Attracting employees to meet job growth

What an interesting media call Minister Pat Bell had on Thursday afternoon. It was one that was filled with both good news and bad news, and I’m not quite sure how to take it to be honest.

What an interesting media call Minister Pat Bell had on Thursday afternoon. It was one that was filled with both good news and bad news, and I’m not quite sure how to take it to be honest.

The good news, obviously, is that the northwest is projected to experience a significant increase in the demand for new workers in the next decade, an increase spurred on by new infrastructure projects ranging from the Kitimat Modernization to the Northwest Transmission Line to mines and, most assuredly, new projects to meet the increasing demand for BC products in the Asia-Pacific. As Minister Bell said, the next decade is going to be the northwest’s decade, and I don’t doubt that the projections for increased growth are going to be realized.

But at the same time the bad news is that there will be over a million jobs available in BC between now and 2020 and there may not be enough people to fill them all. It’s certainly something that can be attributed to the baby-boomers reaching retirement age and what appears to be a reduction in the size of families. A great example is my family – my mom came from a family with seven children and my dad came from a family that was in the double-digits when it came to kids. You don’t see that much anymore, except on TLC apparently, and even someone with four kids is considered to have a big family.

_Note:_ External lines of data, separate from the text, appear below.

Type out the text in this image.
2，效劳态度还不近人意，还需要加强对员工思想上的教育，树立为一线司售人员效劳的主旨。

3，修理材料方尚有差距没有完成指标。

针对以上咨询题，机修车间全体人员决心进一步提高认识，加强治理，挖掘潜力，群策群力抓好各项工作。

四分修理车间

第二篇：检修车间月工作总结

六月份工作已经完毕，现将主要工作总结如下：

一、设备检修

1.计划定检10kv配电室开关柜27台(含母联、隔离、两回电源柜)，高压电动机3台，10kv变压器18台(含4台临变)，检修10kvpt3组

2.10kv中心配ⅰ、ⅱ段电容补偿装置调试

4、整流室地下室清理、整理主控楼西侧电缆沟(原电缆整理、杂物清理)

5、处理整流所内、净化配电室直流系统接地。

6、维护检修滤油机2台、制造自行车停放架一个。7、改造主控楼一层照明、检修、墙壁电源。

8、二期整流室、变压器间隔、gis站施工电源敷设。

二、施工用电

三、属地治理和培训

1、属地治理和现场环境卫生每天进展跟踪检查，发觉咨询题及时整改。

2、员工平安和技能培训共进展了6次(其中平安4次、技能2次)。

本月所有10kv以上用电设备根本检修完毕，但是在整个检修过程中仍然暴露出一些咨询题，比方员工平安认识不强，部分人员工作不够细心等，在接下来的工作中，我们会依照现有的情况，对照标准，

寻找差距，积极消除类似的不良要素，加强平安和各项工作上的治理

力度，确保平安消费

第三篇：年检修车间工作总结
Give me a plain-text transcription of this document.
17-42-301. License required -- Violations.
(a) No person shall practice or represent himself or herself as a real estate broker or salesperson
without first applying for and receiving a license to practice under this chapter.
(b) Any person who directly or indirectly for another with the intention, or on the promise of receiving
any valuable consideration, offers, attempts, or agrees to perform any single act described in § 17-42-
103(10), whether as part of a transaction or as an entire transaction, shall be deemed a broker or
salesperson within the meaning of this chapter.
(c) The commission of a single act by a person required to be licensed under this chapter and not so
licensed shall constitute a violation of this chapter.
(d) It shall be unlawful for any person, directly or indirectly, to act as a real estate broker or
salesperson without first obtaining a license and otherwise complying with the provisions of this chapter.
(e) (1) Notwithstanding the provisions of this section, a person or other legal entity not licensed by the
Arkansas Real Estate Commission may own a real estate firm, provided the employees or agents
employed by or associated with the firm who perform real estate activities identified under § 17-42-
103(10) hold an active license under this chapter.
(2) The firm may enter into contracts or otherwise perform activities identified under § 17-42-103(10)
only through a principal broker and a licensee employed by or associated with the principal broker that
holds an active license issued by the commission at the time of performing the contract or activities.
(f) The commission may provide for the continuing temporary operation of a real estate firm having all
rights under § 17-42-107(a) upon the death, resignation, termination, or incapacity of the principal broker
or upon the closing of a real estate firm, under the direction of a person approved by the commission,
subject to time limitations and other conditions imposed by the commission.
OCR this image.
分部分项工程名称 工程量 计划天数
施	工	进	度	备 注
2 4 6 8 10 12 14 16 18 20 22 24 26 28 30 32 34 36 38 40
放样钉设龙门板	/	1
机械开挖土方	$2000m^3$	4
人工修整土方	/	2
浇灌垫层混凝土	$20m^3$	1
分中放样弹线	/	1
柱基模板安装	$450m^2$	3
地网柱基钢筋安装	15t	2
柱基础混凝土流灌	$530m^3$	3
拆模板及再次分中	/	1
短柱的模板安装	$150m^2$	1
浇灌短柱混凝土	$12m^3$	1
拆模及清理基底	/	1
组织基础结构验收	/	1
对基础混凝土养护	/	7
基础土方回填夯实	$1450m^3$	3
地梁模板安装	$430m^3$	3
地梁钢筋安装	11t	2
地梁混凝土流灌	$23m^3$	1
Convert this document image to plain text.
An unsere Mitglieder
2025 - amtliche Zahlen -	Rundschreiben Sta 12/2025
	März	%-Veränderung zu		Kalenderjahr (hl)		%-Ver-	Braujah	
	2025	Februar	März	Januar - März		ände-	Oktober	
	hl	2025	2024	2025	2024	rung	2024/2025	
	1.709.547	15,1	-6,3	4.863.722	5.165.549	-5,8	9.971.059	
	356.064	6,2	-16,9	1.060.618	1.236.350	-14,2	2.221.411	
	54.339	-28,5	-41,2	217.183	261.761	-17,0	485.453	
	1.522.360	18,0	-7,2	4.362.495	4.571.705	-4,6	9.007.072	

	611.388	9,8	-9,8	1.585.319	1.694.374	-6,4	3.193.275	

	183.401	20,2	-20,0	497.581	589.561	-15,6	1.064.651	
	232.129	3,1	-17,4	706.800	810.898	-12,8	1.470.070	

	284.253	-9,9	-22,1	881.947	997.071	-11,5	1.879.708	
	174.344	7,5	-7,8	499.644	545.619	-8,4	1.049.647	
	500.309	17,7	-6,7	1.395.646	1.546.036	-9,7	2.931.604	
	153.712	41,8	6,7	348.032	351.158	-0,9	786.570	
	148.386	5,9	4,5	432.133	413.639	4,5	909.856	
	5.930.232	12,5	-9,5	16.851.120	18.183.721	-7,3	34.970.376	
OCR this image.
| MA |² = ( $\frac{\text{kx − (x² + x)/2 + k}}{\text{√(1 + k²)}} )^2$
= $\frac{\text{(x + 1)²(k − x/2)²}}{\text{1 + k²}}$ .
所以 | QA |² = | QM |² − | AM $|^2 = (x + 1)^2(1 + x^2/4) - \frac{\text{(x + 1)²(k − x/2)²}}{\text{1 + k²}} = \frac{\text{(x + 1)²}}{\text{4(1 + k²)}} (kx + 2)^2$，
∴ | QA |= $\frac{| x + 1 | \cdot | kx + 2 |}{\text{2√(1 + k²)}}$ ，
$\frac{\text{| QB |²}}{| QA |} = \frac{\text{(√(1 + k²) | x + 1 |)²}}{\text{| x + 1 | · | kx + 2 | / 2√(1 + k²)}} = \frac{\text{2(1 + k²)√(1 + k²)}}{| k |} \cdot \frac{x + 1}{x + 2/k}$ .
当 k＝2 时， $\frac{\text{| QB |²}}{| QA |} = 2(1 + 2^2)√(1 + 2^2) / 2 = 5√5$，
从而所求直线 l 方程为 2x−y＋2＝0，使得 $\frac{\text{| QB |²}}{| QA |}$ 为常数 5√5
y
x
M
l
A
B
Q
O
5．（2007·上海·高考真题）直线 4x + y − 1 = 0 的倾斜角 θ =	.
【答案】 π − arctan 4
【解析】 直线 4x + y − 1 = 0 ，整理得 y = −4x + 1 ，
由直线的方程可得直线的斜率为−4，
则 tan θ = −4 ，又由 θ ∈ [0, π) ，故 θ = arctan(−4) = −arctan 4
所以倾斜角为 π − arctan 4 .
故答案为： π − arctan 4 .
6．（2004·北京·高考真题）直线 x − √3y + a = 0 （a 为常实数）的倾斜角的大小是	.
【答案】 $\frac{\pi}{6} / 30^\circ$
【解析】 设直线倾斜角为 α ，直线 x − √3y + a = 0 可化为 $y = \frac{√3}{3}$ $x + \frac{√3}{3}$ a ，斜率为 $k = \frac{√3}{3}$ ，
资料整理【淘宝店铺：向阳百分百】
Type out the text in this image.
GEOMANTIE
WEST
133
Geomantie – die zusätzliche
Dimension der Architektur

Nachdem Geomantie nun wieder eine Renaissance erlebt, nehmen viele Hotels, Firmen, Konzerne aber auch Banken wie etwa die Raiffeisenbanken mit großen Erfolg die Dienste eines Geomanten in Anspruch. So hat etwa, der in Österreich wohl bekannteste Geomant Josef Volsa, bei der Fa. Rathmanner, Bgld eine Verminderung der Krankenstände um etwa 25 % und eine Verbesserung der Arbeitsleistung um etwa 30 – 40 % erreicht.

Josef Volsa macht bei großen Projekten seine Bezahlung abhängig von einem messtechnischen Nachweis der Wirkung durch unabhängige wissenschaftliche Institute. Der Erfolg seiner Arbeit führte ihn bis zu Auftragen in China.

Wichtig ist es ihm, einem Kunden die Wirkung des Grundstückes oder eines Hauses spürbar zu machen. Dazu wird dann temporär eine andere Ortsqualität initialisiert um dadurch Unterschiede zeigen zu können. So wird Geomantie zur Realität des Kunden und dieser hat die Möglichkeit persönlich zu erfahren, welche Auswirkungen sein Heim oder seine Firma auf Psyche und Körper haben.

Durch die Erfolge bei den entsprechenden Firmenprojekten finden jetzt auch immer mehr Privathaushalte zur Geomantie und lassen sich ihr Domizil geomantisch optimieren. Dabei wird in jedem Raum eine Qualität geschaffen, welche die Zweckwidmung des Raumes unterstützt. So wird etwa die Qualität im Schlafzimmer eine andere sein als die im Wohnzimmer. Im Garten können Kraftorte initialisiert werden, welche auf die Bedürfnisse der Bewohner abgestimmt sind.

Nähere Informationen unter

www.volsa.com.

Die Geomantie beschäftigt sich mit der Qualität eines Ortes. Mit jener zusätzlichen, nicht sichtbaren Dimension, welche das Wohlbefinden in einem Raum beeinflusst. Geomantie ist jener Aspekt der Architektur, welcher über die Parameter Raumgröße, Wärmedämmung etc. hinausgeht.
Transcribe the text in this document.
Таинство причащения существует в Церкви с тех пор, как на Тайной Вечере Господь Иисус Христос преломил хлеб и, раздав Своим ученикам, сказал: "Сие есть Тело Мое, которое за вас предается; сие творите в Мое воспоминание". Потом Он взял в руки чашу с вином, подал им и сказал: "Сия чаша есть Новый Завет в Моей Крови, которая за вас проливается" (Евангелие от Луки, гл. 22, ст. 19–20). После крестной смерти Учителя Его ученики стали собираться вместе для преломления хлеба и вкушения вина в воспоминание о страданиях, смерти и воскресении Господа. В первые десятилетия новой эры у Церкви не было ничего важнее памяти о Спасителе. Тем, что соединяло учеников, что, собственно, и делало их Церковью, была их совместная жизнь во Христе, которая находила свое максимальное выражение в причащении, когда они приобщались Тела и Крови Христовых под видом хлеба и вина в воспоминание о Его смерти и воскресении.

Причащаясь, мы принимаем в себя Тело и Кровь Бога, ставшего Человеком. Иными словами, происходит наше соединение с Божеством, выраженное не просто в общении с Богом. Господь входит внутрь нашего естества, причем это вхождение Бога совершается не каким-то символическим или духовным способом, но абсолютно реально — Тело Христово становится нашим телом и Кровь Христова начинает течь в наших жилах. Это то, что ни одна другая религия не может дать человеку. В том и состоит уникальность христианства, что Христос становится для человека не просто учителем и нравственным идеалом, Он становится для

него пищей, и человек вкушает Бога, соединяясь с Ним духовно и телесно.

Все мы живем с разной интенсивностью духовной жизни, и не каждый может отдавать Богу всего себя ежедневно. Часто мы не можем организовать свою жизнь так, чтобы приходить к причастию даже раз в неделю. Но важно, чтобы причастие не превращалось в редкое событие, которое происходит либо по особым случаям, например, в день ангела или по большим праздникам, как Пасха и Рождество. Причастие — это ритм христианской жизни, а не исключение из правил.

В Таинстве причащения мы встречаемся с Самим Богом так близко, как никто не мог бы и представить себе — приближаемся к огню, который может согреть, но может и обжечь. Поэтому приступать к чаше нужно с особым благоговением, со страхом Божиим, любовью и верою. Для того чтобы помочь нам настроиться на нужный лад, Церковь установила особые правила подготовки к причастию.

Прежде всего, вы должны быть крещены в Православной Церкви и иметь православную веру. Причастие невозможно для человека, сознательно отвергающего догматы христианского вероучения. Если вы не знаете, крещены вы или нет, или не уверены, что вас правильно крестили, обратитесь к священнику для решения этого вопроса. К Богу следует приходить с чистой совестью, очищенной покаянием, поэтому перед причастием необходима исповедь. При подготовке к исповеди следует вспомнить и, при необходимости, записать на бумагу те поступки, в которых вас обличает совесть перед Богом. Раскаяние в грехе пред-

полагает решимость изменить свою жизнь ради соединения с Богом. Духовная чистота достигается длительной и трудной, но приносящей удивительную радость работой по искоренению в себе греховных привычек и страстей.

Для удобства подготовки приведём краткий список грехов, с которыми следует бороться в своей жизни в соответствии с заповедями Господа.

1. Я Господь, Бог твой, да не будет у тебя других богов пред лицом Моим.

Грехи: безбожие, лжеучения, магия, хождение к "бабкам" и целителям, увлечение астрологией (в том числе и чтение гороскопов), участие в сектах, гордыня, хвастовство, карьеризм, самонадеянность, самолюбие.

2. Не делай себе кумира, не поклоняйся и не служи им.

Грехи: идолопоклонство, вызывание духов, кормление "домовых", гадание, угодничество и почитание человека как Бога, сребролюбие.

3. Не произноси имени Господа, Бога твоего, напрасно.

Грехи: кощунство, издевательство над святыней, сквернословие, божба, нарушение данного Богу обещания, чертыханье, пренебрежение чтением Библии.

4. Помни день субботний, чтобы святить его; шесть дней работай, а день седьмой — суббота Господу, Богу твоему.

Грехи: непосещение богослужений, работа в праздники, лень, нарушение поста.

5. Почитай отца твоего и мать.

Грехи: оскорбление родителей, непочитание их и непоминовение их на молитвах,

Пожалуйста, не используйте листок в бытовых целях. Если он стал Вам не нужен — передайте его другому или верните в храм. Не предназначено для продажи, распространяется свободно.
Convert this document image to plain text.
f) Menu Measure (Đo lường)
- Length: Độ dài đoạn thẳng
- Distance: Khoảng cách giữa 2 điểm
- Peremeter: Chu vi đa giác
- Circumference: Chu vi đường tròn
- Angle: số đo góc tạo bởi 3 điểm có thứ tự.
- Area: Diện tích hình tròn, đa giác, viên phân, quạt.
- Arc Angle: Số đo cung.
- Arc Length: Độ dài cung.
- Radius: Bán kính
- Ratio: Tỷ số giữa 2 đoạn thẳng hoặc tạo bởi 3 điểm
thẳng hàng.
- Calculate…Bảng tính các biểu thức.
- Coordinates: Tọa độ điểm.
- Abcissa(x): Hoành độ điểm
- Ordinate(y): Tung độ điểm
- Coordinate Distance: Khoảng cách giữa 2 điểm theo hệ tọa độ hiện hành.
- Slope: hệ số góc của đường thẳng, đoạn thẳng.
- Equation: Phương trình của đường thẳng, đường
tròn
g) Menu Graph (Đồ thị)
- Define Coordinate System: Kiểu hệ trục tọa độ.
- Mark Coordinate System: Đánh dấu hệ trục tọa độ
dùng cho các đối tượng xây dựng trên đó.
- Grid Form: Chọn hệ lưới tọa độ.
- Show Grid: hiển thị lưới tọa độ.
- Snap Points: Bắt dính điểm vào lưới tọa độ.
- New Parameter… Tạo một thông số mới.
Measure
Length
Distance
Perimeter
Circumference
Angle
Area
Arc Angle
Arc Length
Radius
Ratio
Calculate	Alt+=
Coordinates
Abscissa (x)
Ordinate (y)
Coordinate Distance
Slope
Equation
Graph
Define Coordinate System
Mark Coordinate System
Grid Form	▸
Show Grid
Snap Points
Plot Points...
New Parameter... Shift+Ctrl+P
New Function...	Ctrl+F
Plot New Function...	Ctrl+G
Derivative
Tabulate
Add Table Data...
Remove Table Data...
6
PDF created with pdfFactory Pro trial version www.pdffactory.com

Just looking at the number of people approaching retirement age in the next 10 years in our region demonstrates that there will be a lot of positions becoming open in a variety of different businesses and professions. To be honest it’s the same story in pretty much most communities and regions I’ve lived in.

I’ve editorialized about this in the past, but the question becomes: If there are to be an estimated 750,000 jobs becoming available in the next decade due to retirement around the province, how do we attract the young people that are needed to fill those positions to the North Coast as opposed to somewhere more urban or with less of the wet stuff falling from the sky?

It’s an important question, and one I hope our elected officials (some of whom are also nearing retirement age) have put some serious thought into.

It’s great to say “Come to Rupert, we have x-number of jobs available”, but if other places are saying the same thing what is it that will make us stand out and be the destination of choice?